Ingenuity Pathways Analysis of DEGs
The IPA upstream regulator analysis (Figure 6) was used to identify the upstream regulators that may be responsible for gene expression changes observed in the study. IPA predicts which upstream regulators are activated or inhibited to explain the up-regulated and down-regulated genes observed. The top 25 upstream regulators were selected, including 18 increased by Hua-Feng-Dan with molecules (Tgf beta; NRG1; Vegf; NFκB (complex); JUN; STAT3; CREB1; P38 MAPK; CHUK; EGR1; ERK1/2; and EP300) or with chemicals (Tretinoin; carbon tetrachloride; decitabine; ursodeoxycholic acid; AGN194204 and 4-hydroxytamoxifen). The 7 downregulated regulators were molecules (Let-7a-5p, ACOX1, and DICER1) and chemicals (MEK1/2 inhibitor U0126; p38 MAPK inhibitor SB203580; JNK inhibitor SP600125; and PIK3 inhibitor LY294002). All of these upstream regulators point towards activation of MAPK signaling pathways and adaptive responses with the downregulation of inhibitors for MAPK and PIK3 signaling pathways. YM-0.1 produced similar upstream regulator alternations in the similar direction, except for ursodeoxycholic acid; while the high dose of YM (0.3g/kg) produced weak alterations in these regulators, with 3 in opposite directions (different color).

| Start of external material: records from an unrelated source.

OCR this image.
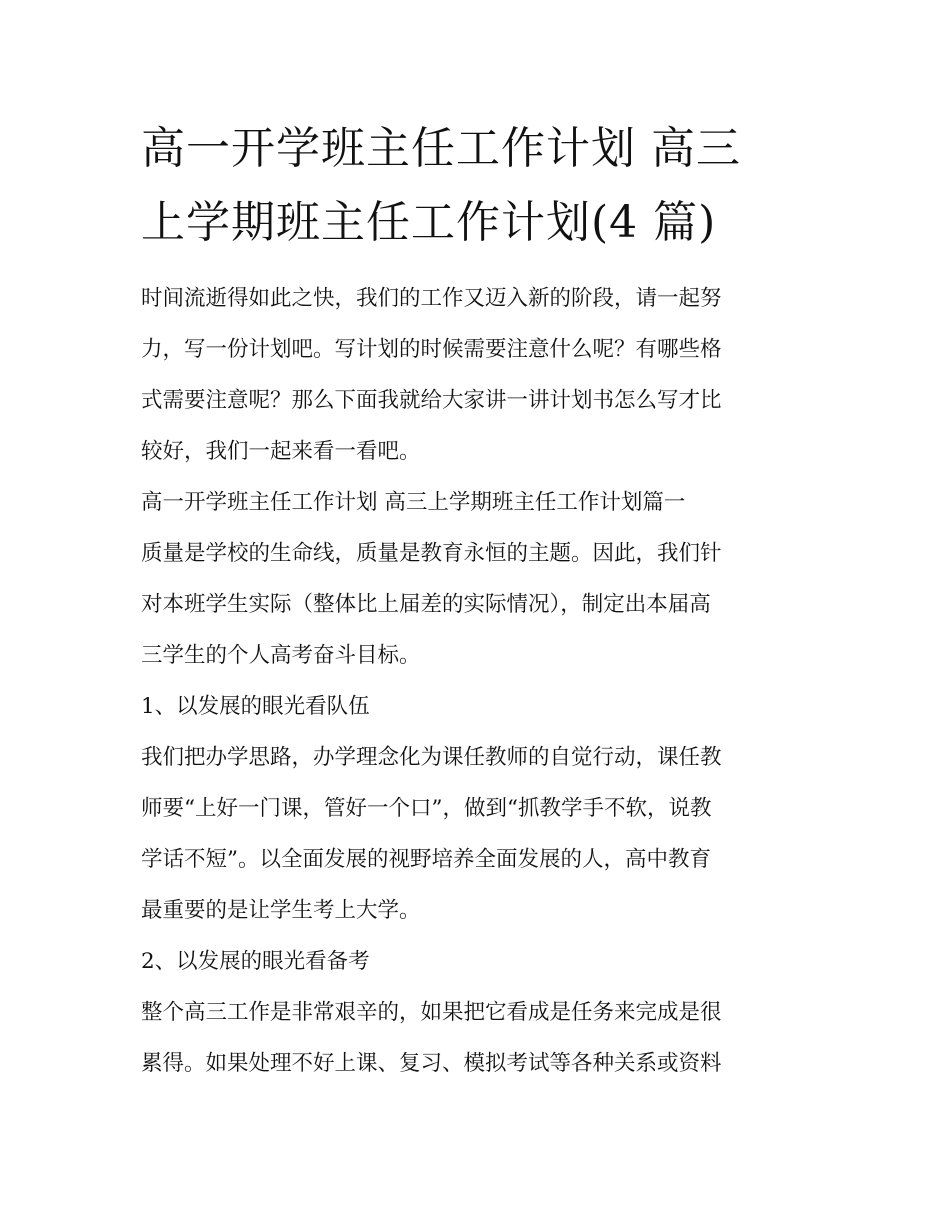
高一开学班主任工作计划 高三
上学期班主任工作计划(4 篇)

时间流逝得如此之快，我们的工作又迈入新的阶段，请一起努
力，写一份计划吧。写计划的时候需要注意什么呢？有哪些格
式需要注意呢？那么下面我就给大家讲一讲计划书怎么写才比
较好，我们一起来看一看吧。

高一开学班主任工作计划 高三上学期班主任工作计划篇一

质量是学校的生命线，质量是教育永恒的主题。因此，我们针
对本班学生实际（整体比上届差的实际情况），制定出本届高
三学生的个人高考奋斗目标。

1、以发展的眼光看队伍

我们把办学思路，办学理念化为课任教师的自觉行动，课任教
师要“上好一门课，管好一个口”，做到“抓教学手不软，说教
学话不短”。以全面发展的视野培养全面发展的人，高中教育
最重要的是让学生考上大学。

2、以发展的眼光看备考

整个高三工作是非常艰辛的，如果把它看成是任务来完成是很
累得。如果处理不好上课、复习、模拟考试等各种关系或资料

Illumina BaseSpace Correlation Engine analysis of DEGs
All the biosets were imported into BSCE for curated studies, filtered by mice, RNA expression and treatment vs control, and the curated files were exported and the -log (p-values) were calculated and the VLOOKUP function was used for correlation comparison with the GEO database. There were very high correlations between HFD-induced DEGs and 25 GSE databases with -log(p-values) from 12 to 26.9 (Figure 7). The deeper the red color, the higher -log (p-values), and the values >4 is considered significant . YM-0.1 moderately correlated with 18 GSE databases in the same direction but to the lesser extent, while YM-0.3 only weakly correlated with 9 databases, and negatively correlated with 3 databases (blue color). Thus, Hua-Feng-Dan at the clinical dose mimics chemical-induced adaptive responses, while YM-0.1 could mimic some effects of HFD, but YM-0.3 has little effect, suggesting that the use of Yaomu at appropriate doses is important to induce adaptive responses.